To say that my dad was quirky would be an understatement. He was also a pyromaniac. To his credit and to my knowledge, he never burnt down any sheds, barns or public buildings.
My dad had the habit of collecting the family dry and flammable garbage in the basement. He stacked boxes full of our waste paper and cardboard, (all very flammable), along one entire wall. We all knew that if the house ever caught fire we were sitting on a tinder box and we were all doomed.
I think my dad, without knowing it, was ahead of his times. He was the forerunner of sorting garbage for recycling; only no one had heard of that concept yet, and we never actually recycled a thing. When we had a cereal box, newspapers wrappings, cardboard box, grocery bag (they were made from course brown paper) we were trained to simply throw them down the basement steps for later stacking against the wall.
The “wall” also became a great place for target practice with my BB gun until “someone put an eye out.” I attached targets to some of the paper filled boxes along the wall and use them for my marksmanship practice.
That practice turned out to be short lived when to my dismay I soon discovered that at such a short range BB’s have the ability to travel through the target, the box, all the paper in the box, hit the cement wall on the other side, then ricochet madly back in the shooters general direction. Now I would remember if I, or anyone else actually put out an eye, but I did get a BB between the eyes. I took that as an omen and used the gun outside on small woodland creatures.
The point of the exercise after all was not to shoot at the boxes, but to burn them. As a family unit we had to accumulate a critical mass of fibrous product for a pyrotechnical display at the end of the month, even better, sometimes at the end of several months. This had become a popular ritual for the kids in our neighbourhood and I was frequently asked by my friends, “Is it time yet?”
At the end of the month the Rempel kids their co-conspirators and random enablers eagerly joined together to make a giant pyre at the end of the driveway. I’m certain that any passing Hindu would take serious pause and deep reflection as to our intentions. We weren’t multicultural back then and wouldn’t have cared anyway. We wanted to burn stuff!
I think my dad was of the opinion and lived by the motto,” if you burn it, they will come” because we always had a crowd of exuberant kids and disgusted adults. These were the type of disgruntled adults who often appeared in early horror movies carrying pitch forks attempting to run the monster out of the village and ironically quite eager to burn down the castle in the process. It was a rough neighbourhood.
Our driveway and property, by the way, were not situated on some isolated country acreage. Our short drive led on to a very busy street and was on a bus route. None of this seemed to faze my father as we continued to heap the cardboard boxes immediately under the hydro lines that ran about 20 feet above the driveway.

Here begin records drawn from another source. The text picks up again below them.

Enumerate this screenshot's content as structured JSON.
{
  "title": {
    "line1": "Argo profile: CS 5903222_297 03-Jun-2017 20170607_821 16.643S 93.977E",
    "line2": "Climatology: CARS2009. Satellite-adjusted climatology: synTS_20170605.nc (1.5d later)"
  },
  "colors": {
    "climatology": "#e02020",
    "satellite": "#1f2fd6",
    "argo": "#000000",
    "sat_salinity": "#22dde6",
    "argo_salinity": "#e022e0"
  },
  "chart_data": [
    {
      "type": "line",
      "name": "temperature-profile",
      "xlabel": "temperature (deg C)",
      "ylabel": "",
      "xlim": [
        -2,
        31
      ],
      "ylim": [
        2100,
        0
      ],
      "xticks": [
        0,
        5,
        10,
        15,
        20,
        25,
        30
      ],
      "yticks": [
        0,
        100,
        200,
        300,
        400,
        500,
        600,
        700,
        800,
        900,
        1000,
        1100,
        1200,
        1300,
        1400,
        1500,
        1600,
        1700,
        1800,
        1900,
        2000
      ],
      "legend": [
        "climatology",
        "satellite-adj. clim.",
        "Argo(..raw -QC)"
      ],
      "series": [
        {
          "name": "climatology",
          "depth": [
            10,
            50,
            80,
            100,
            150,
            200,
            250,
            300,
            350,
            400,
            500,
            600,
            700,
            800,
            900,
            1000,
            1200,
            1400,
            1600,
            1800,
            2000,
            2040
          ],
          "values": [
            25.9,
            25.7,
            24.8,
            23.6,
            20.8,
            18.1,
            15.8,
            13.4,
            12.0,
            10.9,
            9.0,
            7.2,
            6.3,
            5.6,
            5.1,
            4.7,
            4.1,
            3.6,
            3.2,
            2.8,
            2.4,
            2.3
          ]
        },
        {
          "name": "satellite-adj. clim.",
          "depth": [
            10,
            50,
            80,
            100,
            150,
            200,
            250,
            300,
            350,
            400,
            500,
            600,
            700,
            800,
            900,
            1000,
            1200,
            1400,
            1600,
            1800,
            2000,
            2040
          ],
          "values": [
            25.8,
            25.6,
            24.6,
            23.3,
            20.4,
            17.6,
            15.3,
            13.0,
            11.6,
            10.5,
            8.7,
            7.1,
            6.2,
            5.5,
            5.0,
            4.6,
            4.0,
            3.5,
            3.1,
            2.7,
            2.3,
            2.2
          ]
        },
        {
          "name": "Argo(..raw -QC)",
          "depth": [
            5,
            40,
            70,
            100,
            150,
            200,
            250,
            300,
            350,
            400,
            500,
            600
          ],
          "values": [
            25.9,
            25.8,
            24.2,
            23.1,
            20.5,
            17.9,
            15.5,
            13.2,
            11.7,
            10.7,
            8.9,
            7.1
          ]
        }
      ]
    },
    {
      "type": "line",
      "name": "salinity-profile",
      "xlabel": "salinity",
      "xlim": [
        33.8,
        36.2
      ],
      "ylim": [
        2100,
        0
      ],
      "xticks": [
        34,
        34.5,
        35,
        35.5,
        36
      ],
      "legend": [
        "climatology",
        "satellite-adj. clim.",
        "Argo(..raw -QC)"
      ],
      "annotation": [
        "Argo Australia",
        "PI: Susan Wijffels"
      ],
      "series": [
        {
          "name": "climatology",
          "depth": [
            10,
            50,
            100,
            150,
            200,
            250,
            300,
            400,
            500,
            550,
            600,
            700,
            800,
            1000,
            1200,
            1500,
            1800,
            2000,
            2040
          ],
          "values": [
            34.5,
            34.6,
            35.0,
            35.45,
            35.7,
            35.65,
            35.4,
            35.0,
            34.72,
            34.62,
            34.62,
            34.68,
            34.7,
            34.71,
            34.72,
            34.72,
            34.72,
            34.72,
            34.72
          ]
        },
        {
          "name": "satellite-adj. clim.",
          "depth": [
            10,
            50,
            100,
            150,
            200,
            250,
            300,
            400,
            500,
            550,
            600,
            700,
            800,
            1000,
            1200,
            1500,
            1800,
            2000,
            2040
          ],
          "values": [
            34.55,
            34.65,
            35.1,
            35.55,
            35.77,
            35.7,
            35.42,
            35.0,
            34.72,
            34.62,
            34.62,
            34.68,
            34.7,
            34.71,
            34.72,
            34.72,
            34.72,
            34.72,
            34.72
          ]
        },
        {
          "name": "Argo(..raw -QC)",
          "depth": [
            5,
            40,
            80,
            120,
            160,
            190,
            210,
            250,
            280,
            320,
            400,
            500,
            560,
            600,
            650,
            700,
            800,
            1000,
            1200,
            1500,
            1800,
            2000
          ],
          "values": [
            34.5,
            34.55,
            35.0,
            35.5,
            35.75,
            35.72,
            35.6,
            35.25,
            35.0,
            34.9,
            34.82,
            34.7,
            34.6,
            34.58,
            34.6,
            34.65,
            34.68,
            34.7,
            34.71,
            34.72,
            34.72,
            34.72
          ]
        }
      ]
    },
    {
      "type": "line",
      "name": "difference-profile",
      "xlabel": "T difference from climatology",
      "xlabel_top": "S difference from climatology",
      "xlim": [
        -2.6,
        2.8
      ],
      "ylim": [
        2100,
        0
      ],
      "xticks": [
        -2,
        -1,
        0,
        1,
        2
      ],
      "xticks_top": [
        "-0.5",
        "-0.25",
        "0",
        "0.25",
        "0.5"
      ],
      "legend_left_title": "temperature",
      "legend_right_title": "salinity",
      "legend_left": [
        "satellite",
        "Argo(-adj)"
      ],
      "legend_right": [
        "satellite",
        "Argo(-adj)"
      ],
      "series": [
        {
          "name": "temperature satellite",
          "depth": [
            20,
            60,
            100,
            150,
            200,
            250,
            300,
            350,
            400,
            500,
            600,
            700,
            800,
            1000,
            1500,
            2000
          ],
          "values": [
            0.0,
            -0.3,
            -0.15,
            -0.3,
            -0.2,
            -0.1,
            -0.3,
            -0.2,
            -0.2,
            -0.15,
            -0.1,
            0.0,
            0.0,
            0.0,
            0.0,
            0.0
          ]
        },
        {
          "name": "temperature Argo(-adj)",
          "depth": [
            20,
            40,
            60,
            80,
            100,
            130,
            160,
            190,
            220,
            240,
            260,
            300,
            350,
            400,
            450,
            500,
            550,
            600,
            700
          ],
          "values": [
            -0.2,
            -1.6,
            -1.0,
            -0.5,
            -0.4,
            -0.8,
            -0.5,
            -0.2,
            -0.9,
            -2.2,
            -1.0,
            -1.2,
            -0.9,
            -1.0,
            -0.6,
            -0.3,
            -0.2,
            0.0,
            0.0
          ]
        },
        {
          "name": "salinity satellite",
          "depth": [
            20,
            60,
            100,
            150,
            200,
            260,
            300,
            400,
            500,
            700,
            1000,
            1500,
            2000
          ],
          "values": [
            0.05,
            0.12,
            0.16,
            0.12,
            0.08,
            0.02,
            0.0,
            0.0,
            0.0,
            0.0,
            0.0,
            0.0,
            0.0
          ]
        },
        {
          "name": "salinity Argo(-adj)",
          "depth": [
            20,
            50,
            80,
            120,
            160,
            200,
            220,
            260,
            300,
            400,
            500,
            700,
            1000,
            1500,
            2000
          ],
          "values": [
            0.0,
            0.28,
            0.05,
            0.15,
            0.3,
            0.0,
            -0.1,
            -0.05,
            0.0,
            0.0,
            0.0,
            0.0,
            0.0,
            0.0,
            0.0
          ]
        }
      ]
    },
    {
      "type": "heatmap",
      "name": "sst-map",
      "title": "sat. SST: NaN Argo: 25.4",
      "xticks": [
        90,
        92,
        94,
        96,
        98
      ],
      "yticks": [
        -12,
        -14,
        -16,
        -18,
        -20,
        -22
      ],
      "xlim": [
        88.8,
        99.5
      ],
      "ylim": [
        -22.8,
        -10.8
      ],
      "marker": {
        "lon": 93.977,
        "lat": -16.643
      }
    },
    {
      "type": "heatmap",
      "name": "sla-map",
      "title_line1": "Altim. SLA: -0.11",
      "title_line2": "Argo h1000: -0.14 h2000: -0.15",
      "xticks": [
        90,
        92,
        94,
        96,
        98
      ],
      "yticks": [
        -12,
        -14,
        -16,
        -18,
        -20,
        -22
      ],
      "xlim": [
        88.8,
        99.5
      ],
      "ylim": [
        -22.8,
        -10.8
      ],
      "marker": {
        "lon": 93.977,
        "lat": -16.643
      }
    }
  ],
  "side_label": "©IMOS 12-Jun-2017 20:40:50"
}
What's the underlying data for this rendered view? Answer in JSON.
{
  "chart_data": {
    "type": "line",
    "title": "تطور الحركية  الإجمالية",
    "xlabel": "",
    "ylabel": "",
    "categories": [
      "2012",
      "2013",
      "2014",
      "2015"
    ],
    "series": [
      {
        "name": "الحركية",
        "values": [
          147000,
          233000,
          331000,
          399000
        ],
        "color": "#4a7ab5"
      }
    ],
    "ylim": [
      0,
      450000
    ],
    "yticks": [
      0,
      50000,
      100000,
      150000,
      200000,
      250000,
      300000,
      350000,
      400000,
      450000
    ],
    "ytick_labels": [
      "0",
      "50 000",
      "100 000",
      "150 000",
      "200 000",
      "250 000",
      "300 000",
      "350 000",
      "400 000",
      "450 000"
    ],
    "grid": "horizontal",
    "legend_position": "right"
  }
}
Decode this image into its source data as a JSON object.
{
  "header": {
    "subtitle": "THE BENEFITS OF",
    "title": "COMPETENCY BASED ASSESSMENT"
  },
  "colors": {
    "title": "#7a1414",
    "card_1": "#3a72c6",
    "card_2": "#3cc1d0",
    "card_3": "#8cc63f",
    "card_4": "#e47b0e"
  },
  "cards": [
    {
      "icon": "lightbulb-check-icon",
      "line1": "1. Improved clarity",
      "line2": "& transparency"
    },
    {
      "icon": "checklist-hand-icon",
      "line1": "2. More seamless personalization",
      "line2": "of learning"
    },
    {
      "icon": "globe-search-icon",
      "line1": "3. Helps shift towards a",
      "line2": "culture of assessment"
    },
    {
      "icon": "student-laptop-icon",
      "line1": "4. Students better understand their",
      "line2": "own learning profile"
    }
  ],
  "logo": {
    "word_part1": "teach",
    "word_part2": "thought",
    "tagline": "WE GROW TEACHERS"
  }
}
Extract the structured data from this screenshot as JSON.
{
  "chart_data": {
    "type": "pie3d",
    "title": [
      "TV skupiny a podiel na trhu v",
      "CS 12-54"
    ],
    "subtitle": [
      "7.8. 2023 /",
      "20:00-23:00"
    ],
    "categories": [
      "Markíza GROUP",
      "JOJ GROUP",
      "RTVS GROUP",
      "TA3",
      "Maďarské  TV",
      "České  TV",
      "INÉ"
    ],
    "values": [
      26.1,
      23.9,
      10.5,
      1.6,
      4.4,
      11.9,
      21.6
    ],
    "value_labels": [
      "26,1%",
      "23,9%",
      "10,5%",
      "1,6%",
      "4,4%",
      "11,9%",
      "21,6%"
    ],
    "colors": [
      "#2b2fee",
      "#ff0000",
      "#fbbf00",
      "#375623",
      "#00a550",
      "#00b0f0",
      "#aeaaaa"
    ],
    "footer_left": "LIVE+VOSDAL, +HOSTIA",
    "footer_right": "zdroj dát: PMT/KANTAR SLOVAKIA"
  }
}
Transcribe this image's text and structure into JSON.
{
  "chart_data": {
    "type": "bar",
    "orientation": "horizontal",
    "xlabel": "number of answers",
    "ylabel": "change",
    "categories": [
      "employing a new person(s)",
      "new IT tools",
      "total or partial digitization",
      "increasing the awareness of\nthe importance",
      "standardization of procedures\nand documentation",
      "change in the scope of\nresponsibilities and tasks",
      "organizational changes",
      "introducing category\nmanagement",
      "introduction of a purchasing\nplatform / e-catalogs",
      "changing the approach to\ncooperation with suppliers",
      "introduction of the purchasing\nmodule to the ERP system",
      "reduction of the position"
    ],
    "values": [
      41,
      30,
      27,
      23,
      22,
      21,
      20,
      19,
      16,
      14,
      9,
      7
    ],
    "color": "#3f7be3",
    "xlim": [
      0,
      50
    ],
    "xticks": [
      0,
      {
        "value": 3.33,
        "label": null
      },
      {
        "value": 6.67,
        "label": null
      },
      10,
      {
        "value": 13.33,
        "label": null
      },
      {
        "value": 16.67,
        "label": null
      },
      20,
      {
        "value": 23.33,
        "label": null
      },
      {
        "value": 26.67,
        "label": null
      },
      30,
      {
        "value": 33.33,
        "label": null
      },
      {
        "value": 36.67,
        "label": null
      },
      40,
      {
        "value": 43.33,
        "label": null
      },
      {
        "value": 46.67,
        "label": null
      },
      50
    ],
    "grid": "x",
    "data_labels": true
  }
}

Next to Christmas, as far as festive occasion goes, this was even better than Easter. It was more of a pagan ritual probably stemming from pre-Christian times. As kids we had also played a game in which we dressed up as “savages” from the equatorial rain forest, or more precisely we envisioned ourselves as some sort of Greco/Roman/Amazonian hybrid.
We made spears and shields from garbage can lids and took our sisters and other girls in the neighbourhood as hostages for sacrifice to the Gods of the orchards. We lived in the Niagara Fruit Belt and felt human sacrifice was a prerequisite to a good harvest. We were a more suburban version of the children of the corn. We always thought the fire ritual would be a perfect setting to sacrifice a young virgin, but to our collective disappointment my father was quite strict on this point.
However, I believe a few cats went missing during the burning, but I think this was just a vicious rumour started by some of the local missionaries. To my knowledge no animal or virgin, was ever harmed in the making or burning of our pyres.
For some unexplained reason, as a child, I never understood why my mother never joined in on the fire ritual. She chose to look out; quite nervously it seemed, from the living room window. With the reflection of the flames on the window my mom at times looked quite surreal. I could see her hands go to her face as the flames leaped and tickled the hydro wires above the driveway. I never really got the connection between those wires and the necessities of life, such as watching Saturday morning cartoons and Captain Kangaroo.
After doing some major yard work involving cutting down some willow trees and pruning some of our plum trees we had a veritable arsenal of fuel for the “Rambo” of all fires. I sensed great anticipation in the neighbourhood as the combustibles began to mount in the vacant lot next to our house. Even the local virgins appeared to grow restless as the night of the great and inevitable fire approached. The evening had a genuine Lord of the Flies feel to it, and the momentum was mounting.
Off course it was all anticlimactic because no sooner did the flames reach the requisite 20 foot mark and the neighbours house seemed threatened, as was our own; the fire department showed up, dosed the flames, spoiled the fun and gave my dad a very stern warning and I suffered the angst of another missed opportunity at sacrificing a virgin, little realizing what a virgin was, or that I was one.
As an adult I have since returned to my childhood neighbourhood. If I look very carefully and get down on my hands and knees I can still make out the black ash remains of fires long spent and when I close my eyes I can clearly detect the acrid smell of smoke in the air.